Indian Government Threatens To Jail Twitter Employees For Restoring Accounts The Government Wants Blocked
from the watch-out-what-you-ask-for dept
We keep pointing out to people the very slippery slope that happens when we say it’s okay for the government to tell websites how they have to moderate. And what’s happening in India is a very important case study. As you’re hopefully aware, there have been ongoing farmer protests in India, as farmers are quite upset about regulatory changes that they fear will destroy their businesses. The protests have been going on for weeks, but things have recently escalated to include some violence.
Prime Minister Narendra Mohdi is responding to all of this in a similar fashion to what he’s done before: by cracking down on free speech and going after his critics. It started with full internet blackouts in places where the protesters were, with the government claiming it was necessary to cut off the internet to “maintain public safety” (yeah, right). Then, the government demanded that Twitter block the accounts of various journalists, publications, and celebrities who have been critical of Mohdi. Twitter complied, but after widespread criticism, it turned those accounts back on, apparently telling the Indian government that the tweets were protected free speech and newsworthy.
One of the accounts that had been taken down was the Caravan, a small but influential investigative journalism outfit that is widely read among politicians. A writer for Caravan, Vidya Krishnan, has a chilling account in The Atlantic about how this crackdown represents “the end of the Indian Idea.” It’s well worth reading. It notes that beyond just having the Twitter account shut down, the Mohdi government has arrested a Caravan writer and begun an investigation of its editors.
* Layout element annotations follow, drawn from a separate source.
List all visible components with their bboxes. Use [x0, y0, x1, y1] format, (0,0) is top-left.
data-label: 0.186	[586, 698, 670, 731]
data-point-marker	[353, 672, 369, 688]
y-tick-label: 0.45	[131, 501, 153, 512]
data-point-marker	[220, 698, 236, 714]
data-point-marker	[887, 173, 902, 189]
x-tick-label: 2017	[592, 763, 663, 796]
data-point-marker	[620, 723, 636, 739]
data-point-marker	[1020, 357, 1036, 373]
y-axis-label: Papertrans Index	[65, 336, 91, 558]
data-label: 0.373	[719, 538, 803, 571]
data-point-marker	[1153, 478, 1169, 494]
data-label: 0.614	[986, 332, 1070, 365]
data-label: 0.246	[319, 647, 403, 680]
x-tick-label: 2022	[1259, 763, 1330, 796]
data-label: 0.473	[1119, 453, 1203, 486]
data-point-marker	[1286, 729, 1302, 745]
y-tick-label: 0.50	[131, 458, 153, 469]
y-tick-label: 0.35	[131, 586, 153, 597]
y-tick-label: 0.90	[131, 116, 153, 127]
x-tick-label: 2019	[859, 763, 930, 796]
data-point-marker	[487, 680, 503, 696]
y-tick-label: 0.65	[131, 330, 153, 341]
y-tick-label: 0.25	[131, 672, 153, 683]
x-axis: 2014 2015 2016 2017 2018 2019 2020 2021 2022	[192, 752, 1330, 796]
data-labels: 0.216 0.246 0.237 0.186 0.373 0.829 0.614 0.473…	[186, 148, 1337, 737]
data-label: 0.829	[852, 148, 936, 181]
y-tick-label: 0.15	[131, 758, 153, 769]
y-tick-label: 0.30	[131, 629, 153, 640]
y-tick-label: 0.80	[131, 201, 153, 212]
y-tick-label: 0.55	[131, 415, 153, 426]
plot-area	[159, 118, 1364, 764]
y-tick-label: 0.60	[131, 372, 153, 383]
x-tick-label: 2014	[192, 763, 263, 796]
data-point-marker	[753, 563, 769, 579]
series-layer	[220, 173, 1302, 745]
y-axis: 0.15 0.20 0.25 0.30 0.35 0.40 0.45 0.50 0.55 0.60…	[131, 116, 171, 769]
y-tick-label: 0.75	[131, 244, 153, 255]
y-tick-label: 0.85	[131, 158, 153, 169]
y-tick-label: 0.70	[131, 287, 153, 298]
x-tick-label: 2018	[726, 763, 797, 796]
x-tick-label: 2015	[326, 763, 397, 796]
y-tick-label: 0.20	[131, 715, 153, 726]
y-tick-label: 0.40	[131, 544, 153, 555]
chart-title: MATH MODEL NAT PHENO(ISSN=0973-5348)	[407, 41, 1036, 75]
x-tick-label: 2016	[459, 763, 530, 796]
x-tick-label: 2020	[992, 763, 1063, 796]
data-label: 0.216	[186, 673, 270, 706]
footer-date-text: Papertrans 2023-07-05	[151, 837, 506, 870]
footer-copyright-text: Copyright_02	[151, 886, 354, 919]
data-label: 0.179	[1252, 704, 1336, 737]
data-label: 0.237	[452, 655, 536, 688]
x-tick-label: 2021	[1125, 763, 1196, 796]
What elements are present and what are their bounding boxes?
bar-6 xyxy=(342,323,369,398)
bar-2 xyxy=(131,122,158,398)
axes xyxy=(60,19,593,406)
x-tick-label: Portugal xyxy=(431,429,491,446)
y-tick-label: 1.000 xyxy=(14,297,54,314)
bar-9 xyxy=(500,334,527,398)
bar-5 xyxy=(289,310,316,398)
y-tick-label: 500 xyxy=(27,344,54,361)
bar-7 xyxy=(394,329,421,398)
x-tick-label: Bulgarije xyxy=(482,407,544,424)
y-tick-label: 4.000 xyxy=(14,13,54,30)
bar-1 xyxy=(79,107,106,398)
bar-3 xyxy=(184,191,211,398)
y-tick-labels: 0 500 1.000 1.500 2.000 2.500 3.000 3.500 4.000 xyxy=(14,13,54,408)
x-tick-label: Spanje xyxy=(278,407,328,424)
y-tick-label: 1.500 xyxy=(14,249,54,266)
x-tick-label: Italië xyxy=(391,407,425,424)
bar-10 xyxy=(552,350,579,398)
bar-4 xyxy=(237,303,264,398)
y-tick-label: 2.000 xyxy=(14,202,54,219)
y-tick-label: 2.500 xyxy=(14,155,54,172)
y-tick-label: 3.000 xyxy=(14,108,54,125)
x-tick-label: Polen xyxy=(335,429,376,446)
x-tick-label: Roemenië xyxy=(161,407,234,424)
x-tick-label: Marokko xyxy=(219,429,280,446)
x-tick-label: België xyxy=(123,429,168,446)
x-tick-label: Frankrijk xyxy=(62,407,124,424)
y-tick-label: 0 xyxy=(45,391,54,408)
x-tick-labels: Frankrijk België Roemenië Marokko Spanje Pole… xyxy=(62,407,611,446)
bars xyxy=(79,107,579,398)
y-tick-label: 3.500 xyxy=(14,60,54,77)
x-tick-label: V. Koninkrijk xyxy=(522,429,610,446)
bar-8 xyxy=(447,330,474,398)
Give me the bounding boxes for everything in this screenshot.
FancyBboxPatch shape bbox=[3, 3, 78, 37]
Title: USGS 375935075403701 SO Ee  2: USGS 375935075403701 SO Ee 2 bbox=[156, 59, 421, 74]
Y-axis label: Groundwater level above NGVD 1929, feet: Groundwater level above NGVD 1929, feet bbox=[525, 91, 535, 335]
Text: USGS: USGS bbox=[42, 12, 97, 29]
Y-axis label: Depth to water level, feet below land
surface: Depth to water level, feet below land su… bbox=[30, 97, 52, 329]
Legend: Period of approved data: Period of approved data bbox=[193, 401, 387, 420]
These latest attacks, part of a pattern of legal cases, personal threats, and intimidation against news outlets and individual journalists, make certain what was becoming evident: The freedom of the press, a constitutional right, is endangered in Modi?s India. The brazen use of social-media networks to censor journalists, the use of the police and courts to silence them, and, more fundamentally, the belief that those who report on protests are somehow undermining the state illustrate how much has changed in India, and how far the country has strayed from its founding ideals.
On Tuesday, the situation became an even more dangerous attack on free speech. It appears that Mohdi’s administration is not at all happy with Twitter’s decision to push back and re-enable the accounts it demanded blocked. It is now threatening Twitter employees with jailtime and fines for the decision.
On Tuesday, the IT ministry sent a notice to Twitter, ordering it to block the accounts once again. It also threatened people who work at Twitter’s Indian arm with legal consequences, which could include a fine or a jail term of up to seven years.
?This is really problematic,? said Nikhil Pahwa, editor of MediaNama, a technology policy website, and an internet activist. ?I don?t see why the government of India should wade into this territory of trying to censor tweets when they have much bigger problems to deal with.?
When we point out situations like this, in which the government would abuse such power, we often have people say that we’re being ridiculous and such power wouldn’t be abused in the US (if it was somehow even deemed allowed under the 1st Amendment). But as that Atlantic article points out, India has freedom of expression in its Constitution as well.
And even if you believe in American exceptionalism (which you probably shouldn’t) and that it would be okay if the law were changed in the US, but not elsewhere, just note that countries like India (and many others) would use such a law in the US as an excuse for why their own crackdowns on free expression are in accordance with US norms.
And, of course, this puts Twitter in a somewhat impossible spot. If it does what everyone knows is the right thing morally and ethically, and refuses to suspend these accounts, it faces a difficult future in the country. Its own employees may be thrown in jail and fined. India has already been not just blocking the internet, but many Chinese apps such as TikTok. I would not put it past the Mohdi government to declare a block on Twitter. Of course, if the company caves in and takes the content back down, then it raises significant moral questions about how it may be supporting the crackdown on free speech, a free press, and on protesters in India.
It is easy to argue that Twitter should continue to take this stand and do the morally right thing, but it’s much easier to do it as a nobody typing words on a computer screen than as someone actually making the very real call which could have widespread consequences for many, many people.